A, 5'-ACGACTTTCGACAAGCGACT-3'/5'-GTGTTTCTAAGATCTTTGGC-3';

B, 5'-TGTCATGTATTTGATGCGGG-3'/5'-TTTAGAAGGCAATTTAACCG-3';

C, 5'-TGGATAGAAACAAAGACTTC-3'/5'-TCTTGTAATGCGGGCGAAAC-3';

D, 5'-GGAAAAAGGTCTACTTGAAG-3'/5'-AAACCGACACTACCATTACG-3';

E, 5'-CTCAAATGCCGGTTAATGTG-3'/5'-CAATATCTTTTTTAATCCTCC-3';

F, 5'-GATACGATATTGAATCAAG-3'/5'-TTTTTTGCTTAAATATTTG-3';

G, 5'-TGAAGGCTGATGATTTTAAATC-3'/5'-CGTTATTAAGCTTCTCAAAAG-3'.

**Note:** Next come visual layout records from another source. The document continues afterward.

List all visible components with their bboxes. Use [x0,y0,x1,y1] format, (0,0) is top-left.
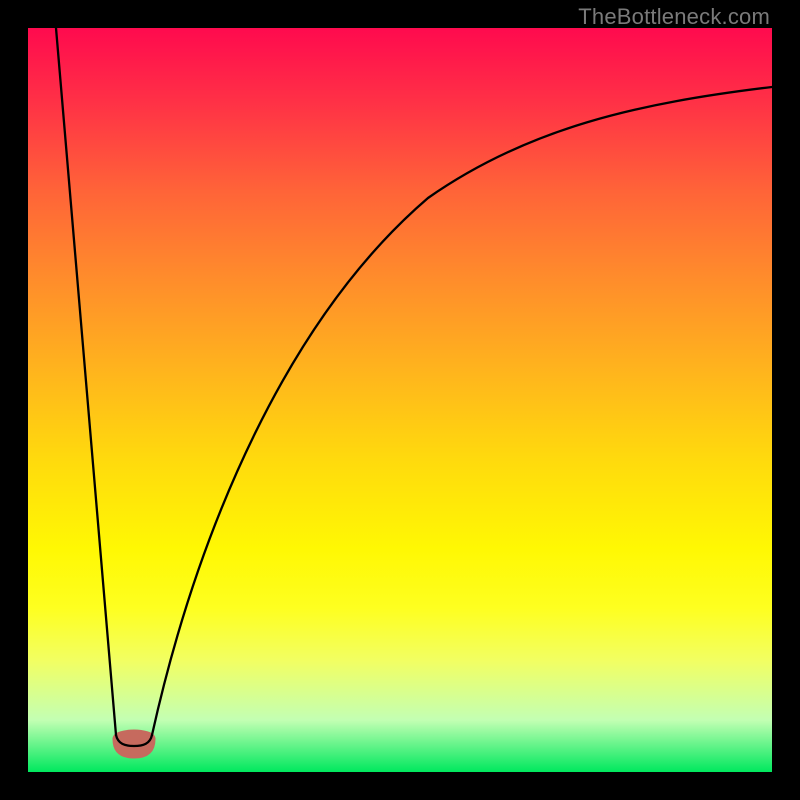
valley-bulge [113,730,155,758]
curve-layer [28,28,772,772]
left-branch [56,28,116,735]
right-branch [152,87,772,735]
chart-frame: TheBottleneck.com [0,0,800,800]
plot-area [28,28,772,772]
watermark-text: TheBottleneck.com [578,4,770,30]
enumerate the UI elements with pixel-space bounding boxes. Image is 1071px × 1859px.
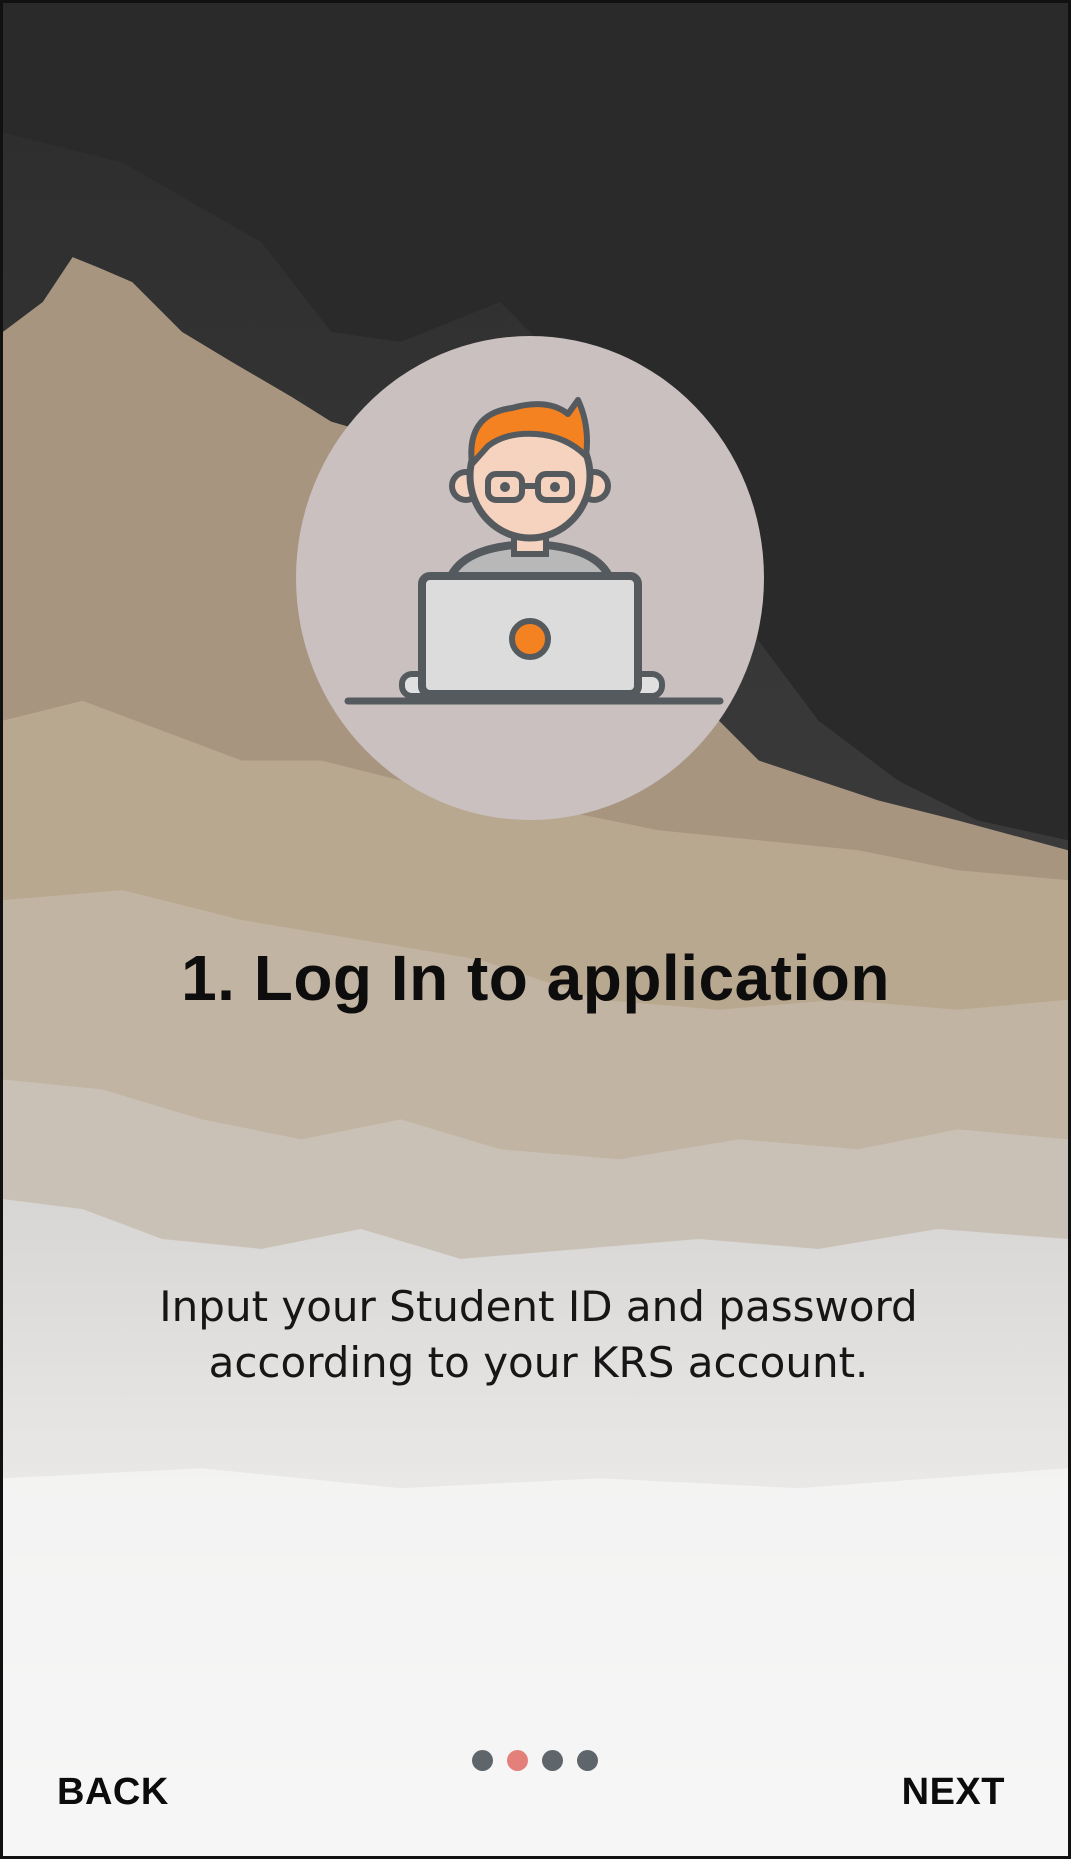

For specific sequencing of the TIRs, lambda libraries were constructed from PFGE-purified chromosomal DNA using DASH II and FIX II vectors (Stratagene). Plaque lifts were hybridized with a probe consisting of DNA from the 5' Apa I fragment obtained by electroelution [63]. Lambda cloning and plaque lifting were performed as recommended by the supplier of the vector. Digoxigenin (DIG) labeled probes were prepared using the PCR DIG Probe Synthesis Kit or the DIG-High Prime Labeling and Detection Kit (both Roche), and plaque lift and Southern blot hybridization were carried out according to the protocol provided by the supplier. For end sequencing of the lambda clones recombinant phage DNA was isolated using the Lambda Mini Kit following the recommendations of the supplier (Qiagen).

Data analysis

Structural rRNAs and tRNAs were determined using Rfam [64] and tRNAscan-SE [65]. Protein-coding sequences were predicted by Glimmer3 [66] and annotated in HTGA [67]. Deduced proteins were compared with those of strains AY-WB (accession number CP000061), and OY-M (accession number AP006628) of 'Ca. P. asteris'. Results were parsed through a script to obtain reciprocal BLASTP [68] hits. Orthologous proteins were predicted using the BLASTP algorithm, considering an e-value of 1-e5 as significant. Alignment length was not taken into account due to the high number of truncated genes in the 'Ca. P. asteris' strains. The number of protein coding multi-copy genes was estimated based on BLASTP analyses comparing the deduced protein set against itself. Hits were filtered by MSPcrunch [69] to exclude protein hits to itself, at a higher e-value than 1-e5 and below an identity of 70%. Cumulative skew analyses were performed with Artemis [70].